Here is a video of talk that Adam gave to the RSA about this approach.

The website Brain Pickings also provides an excellent introduction to Adam’s work. Here are excerpts from the article that you can find via the following link.

https://www.brainpickings.org/2013/04/10/adam-grant-give-and-take/

Takers have a distinctive signature: they like to get more than they give. They tilt reciprocity in their own favor, putting their own interests ahead of others’ needs.

They feel that to succeed, they need to be better than others. To prove their competence, they self-promote and make sure they get plenty of credit for their efforts.

Givers tilt reciprocity in the other direction, preferring to give more than they get.

Whereas takers tend to be self-focused, evaluating what other people can offer them, givers are other-focused, paying more attention to what other people need from them.

If you’re a giver at work, you simply strive to be generous in sharing your time, energy, knowledge, skills, ideas, and connections with other people who can benefit from them. 

In the workplace, however, few of us are purely givers or takers — rather, what dominates is a third style:

We become Matchers, striving to preserve an equal balance of giving and getting. Matchers operate on the principle of fairness: when they help others, they protect themselves by seeking reciprocity.  

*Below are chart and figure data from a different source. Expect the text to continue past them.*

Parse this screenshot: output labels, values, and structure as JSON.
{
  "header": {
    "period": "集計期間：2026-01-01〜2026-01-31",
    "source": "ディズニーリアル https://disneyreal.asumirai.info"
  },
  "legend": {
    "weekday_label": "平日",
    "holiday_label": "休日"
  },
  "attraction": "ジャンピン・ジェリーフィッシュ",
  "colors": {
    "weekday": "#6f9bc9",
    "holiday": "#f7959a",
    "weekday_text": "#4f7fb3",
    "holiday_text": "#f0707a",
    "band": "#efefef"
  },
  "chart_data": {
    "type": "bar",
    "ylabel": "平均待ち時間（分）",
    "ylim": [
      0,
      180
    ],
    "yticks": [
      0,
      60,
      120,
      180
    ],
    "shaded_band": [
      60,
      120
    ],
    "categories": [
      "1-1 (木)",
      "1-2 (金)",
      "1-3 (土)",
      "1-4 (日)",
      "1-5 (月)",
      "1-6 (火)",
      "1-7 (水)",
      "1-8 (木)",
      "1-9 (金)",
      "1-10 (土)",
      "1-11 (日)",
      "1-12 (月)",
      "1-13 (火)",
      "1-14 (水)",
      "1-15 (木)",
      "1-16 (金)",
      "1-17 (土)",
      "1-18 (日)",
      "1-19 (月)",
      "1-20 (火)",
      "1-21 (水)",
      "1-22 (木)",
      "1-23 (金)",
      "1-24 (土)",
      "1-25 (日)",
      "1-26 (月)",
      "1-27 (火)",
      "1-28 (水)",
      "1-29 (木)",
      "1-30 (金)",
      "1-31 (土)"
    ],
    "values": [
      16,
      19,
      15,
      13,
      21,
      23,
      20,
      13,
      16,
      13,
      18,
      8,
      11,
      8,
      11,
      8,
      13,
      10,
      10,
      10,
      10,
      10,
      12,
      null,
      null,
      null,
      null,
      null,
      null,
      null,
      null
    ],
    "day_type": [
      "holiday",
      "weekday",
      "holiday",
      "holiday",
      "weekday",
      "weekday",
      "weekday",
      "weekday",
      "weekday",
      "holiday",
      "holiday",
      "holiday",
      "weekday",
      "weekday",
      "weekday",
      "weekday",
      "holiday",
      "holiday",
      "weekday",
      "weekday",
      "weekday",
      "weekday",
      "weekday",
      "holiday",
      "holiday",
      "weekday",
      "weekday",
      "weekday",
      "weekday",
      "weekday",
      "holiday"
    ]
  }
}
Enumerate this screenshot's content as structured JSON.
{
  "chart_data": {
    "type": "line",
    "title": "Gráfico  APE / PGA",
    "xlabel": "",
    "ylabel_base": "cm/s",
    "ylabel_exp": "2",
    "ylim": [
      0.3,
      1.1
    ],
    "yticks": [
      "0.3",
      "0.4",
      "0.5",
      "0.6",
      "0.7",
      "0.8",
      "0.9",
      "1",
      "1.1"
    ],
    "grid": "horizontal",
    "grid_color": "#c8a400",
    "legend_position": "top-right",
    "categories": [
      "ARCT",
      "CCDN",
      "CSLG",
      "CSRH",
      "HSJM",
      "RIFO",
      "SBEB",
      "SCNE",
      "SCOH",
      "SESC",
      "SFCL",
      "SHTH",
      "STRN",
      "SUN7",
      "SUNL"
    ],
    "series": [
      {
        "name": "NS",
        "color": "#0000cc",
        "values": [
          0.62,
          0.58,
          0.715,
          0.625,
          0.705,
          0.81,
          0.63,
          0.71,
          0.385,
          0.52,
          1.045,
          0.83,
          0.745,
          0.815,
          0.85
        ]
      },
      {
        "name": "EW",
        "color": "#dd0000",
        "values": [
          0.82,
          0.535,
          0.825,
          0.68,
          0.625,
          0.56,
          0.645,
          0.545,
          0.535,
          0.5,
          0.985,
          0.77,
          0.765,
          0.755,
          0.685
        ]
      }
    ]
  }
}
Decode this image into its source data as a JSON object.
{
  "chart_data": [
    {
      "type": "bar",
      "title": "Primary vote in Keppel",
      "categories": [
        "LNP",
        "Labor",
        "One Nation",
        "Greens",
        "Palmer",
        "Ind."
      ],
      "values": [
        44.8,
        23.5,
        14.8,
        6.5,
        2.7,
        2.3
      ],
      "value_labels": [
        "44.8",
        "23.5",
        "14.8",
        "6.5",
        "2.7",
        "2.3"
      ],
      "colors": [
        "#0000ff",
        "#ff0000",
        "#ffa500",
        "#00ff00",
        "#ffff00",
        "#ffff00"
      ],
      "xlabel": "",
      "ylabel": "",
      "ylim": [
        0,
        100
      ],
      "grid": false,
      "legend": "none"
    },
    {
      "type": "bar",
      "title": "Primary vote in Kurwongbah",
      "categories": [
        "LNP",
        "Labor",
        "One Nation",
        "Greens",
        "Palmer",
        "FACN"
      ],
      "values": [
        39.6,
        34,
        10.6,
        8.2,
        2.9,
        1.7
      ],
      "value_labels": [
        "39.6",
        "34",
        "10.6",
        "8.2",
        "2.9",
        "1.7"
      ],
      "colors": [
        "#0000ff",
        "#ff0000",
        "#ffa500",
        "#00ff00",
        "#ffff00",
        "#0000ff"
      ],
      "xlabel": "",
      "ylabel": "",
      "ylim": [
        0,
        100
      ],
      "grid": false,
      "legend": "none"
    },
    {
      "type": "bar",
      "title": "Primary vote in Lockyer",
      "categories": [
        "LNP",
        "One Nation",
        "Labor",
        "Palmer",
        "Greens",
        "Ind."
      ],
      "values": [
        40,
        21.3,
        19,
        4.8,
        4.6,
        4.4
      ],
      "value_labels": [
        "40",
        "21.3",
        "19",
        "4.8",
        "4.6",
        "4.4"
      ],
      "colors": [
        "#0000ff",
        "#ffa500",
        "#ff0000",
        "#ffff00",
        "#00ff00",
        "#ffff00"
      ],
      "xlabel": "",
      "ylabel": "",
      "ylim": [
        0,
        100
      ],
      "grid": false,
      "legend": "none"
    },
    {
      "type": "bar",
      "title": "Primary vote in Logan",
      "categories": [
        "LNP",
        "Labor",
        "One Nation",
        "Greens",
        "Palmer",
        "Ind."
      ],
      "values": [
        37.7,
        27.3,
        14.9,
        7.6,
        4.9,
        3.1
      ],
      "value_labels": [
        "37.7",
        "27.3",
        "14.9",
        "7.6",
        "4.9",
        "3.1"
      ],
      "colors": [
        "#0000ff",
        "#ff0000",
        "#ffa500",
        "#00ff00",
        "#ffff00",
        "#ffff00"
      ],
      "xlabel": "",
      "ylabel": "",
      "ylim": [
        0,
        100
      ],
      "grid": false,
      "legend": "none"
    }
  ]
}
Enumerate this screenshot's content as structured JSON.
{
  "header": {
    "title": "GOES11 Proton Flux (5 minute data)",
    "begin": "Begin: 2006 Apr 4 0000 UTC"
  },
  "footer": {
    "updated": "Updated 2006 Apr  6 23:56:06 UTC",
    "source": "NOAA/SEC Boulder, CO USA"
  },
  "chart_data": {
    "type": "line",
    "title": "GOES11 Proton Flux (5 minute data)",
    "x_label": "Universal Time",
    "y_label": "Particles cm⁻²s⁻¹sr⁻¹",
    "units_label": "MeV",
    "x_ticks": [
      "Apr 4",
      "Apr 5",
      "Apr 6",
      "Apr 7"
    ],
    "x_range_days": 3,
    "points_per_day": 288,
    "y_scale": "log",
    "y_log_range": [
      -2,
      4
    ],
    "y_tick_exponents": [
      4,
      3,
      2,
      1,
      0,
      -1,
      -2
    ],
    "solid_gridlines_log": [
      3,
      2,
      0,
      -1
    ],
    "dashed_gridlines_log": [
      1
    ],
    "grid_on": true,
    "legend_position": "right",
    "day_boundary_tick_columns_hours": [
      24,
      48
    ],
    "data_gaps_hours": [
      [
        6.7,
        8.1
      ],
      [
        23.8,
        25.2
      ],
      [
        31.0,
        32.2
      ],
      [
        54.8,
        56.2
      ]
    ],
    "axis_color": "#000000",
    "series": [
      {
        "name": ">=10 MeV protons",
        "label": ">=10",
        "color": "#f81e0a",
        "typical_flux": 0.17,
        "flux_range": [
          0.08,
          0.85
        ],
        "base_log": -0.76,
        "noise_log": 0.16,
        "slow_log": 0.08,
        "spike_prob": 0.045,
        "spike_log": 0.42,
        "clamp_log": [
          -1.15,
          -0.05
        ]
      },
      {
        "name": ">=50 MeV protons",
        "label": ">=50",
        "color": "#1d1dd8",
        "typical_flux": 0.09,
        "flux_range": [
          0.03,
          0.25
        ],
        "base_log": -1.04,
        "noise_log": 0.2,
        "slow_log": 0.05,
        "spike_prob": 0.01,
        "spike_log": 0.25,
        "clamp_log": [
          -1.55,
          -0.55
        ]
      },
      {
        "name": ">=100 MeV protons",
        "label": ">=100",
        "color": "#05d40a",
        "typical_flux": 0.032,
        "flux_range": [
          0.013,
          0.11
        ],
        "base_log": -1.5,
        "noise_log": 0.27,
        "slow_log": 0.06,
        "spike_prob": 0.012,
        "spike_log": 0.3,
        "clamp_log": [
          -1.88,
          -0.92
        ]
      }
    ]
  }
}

If you’re a matcher, you believe in tit for tat, and your relationships are governed by even exchanges of favors.

Giving, taking, and matching are three fundamental styles of social interaction, but the lines between them aren’t hard and fast.

You might find that you shift from one reciprocity style to another as you travel across different work roles and relationships.

But evidence shows that at work, the vast majority of people develop a primary reciprocity style, which captures how they approach most of the people most of the time.

And this primary style can play as much of a role in our success as hard work, talent, and luck.

Givers, takers, and matchers all can – and do – achieve success.

But there’s something distinctive that happens when givers succeed: it spreads and cascades.

When takers win, there’s usually someone else who loses. Research shows that people tend to envy successful takers and look for ways to knock them down a notch.  

In contrast, when [givers] win, people are rooting for them and supporting them, rather than gunning for them.  

Givers succeed in a way that creates a ripple effect, enhancing the success of people around them.

Imagine you want to continue being a giver. How can you do this in your own way? You may want to do this by encouraging people, mentoring, coaching, passing on knowledge or whatever.

Giving to people can be extremely rewarding, but you also need encouragement. It will be important to get this support, rather than become a victim.

People often gain strength, however, from finding something to serve. As Rabrindranath Tagore said:

I slept and dreamt that life was joy. I awoke and saw that life was service. I acted and behold, service was joy.

If you wish, try tackling the exercise on this theme. This invites you to do the following things.

Describe the specific things you can do to be a giver in the future. 

Describe the specific benefits of being a giver and doing these things.

Describe the specific things you can do to build on the pluses and manage any potential minuses involved in being a giver.